The problem is a mixture of following; function pointer points to an
assembly function, it's arguments are also pointers to some data and
arguments passed to the call are allocated on a stack before a call.
As variable can't be tagged as go:noescape, the go compiler will move
arguments passed to the call from stack to heap. This causes significant
performance degradataion.
The solution is not to use function pointer. Instead, both redc and mul,
will check at runtime CPU capabilities and do the JMP to the correct
part of the text. Thanks to branch prediction the cost of the solution
is minimal and smaller than function call. This patch also removes all
heap allocations done by functions operating on prime field.

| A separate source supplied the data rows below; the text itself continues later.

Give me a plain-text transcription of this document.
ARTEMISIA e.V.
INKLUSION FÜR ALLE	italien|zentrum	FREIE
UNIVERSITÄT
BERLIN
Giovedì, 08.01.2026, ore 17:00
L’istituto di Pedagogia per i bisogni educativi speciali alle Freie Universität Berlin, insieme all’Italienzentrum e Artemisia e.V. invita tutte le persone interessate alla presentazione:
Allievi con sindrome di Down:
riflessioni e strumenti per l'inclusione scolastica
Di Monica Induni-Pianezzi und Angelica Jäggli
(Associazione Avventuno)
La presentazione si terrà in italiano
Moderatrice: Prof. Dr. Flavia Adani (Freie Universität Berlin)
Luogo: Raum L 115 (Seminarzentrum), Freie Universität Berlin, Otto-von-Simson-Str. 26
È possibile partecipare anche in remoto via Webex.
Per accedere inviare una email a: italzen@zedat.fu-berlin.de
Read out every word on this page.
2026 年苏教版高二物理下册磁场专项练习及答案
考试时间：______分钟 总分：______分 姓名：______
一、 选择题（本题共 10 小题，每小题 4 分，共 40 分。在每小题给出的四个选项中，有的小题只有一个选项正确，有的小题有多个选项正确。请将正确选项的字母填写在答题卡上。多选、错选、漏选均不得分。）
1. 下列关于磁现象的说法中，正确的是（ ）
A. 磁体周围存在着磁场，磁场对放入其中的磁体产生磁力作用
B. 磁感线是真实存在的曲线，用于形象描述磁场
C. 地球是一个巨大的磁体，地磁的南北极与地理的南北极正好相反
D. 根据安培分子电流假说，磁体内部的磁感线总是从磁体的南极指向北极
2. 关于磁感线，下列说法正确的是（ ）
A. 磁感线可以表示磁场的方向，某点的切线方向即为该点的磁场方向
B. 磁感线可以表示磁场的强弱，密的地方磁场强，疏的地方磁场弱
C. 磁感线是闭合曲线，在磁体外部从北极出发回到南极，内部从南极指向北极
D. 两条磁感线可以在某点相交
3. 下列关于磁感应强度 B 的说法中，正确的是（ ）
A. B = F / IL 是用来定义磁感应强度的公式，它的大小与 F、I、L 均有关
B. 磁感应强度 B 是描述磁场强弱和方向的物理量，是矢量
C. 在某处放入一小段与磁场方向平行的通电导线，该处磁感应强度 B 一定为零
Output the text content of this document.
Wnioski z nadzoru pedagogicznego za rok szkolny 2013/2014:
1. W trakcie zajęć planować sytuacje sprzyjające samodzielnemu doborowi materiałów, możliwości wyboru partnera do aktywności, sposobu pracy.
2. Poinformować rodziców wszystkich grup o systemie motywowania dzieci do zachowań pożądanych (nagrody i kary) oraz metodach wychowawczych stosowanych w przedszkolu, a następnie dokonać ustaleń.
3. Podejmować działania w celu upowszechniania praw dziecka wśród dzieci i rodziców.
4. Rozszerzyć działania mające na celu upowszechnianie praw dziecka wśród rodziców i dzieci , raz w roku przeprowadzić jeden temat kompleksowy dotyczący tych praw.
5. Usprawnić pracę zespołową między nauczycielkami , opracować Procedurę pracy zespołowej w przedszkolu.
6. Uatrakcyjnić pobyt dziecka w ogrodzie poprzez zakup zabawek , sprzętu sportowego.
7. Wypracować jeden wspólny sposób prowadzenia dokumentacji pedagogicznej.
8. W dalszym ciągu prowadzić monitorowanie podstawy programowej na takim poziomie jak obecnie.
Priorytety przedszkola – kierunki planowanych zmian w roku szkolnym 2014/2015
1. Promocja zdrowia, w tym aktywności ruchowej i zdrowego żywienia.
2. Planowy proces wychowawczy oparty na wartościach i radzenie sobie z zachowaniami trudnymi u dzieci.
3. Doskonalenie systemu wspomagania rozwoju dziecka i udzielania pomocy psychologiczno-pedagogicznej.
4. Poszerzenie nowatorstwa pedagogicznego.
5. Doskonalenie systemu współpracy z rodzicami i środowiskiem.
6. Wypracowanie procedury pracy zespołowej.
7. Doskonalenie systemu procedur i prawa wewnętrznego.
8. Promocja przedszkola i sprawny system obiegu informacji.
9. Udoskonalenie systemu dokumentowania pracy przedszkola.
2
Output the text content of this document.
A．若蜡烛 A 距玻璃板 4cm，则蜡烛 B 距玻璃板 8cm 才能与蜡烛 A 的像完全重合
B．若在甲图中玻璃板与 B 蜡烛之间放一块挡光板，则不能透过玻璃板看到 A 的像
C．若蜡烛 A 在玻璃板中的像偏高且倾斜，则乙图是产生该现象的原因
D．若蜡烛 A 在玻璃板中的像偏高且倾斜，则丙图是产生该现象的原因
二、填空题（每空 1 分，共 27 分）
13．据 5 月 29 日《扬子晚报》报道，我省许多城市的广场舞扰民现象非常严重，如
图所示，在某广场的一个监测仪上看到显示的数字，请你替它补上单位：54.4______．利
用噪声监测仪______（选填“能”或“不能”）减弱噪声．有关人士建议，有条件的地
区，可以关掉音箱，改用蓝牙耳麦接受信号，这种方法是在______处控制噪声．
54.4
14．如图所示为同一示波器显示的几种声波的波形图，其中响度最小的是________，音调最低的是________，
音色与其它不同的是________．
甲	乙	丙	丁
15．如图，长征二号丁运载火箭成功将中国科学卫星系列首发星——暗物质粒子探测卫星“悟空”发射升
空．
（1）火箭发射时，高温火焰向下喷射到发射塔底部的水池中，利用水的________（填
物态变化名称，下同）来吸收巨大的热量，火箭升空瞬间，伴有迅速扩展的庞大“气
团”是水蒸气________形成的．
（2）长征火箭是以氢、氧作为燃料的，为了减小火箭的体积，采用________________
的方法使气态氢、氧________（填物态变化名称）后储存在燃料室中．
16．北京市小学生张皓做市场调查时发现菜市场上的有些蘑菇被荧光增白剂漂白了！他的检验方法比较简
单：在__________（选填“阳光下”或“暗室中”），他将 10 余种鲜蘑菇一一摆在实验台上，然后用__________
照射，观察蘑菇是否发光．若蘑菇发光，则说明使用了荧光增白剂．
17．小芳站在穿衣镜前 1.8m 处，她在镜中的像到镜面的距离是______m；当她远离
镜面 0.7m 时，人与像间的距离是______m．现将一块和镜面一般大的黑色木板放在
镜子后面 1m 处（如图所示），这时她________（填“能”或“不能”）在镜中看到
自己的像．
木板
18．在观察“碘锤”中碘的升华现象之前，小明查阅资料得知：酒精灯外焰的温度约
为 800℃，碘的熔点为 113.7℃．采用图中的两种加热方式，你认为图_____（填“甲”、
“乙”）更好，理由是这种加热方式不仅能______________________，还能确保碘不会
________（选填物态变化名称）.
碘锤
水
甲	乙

The other goal of this patch is to remove x86 specific code from
arith_decl.go, which will be also compiled for ARM arch in near future.
Results:
--------
benchmark old ns/op new ns/op delta
BenchmarkFp2ElementMul 428 194 -54.67%
BenchmarkFp2ElementInv 67353 34447 -48.86%
BenchmarkFp2ElementSquare 335 139 -58.51%
BenchmarkFp503MontgomeryReduce 26.3 22.8 -13.31%
BenchmarkSidhKeyAgreementP503 12451199 6402396 -48.58%
BenchmarkAliceKeyGenPubP503 7349333 3590954 -51.14%
BenchmarkBobKeyGenPubP503 8253676 4094141 -50.40%
BenchmarkSharedSecretAliceP503 5888022 2916821 -50.46%
BenchmarkSharedSecretBobP503 6908018 3436713 -50.25%
Comparision with P751:
----------------------
BenchmarkBobKeyGenPubP751 13616876
BenchmarkBobKeyGenPubP503 4094141
BenchmarkSharedSecretAliceP751 9870216
BenchmarkSharedSecretAliceP503 2916821
There is a cost - possibly CMPB & JE each time mul and redc is called.
Also patch introduces arith_amd64.go file which keeps some variables -
this currently needs to be done for each field. Probably it could be
possible to get rid of it at some point.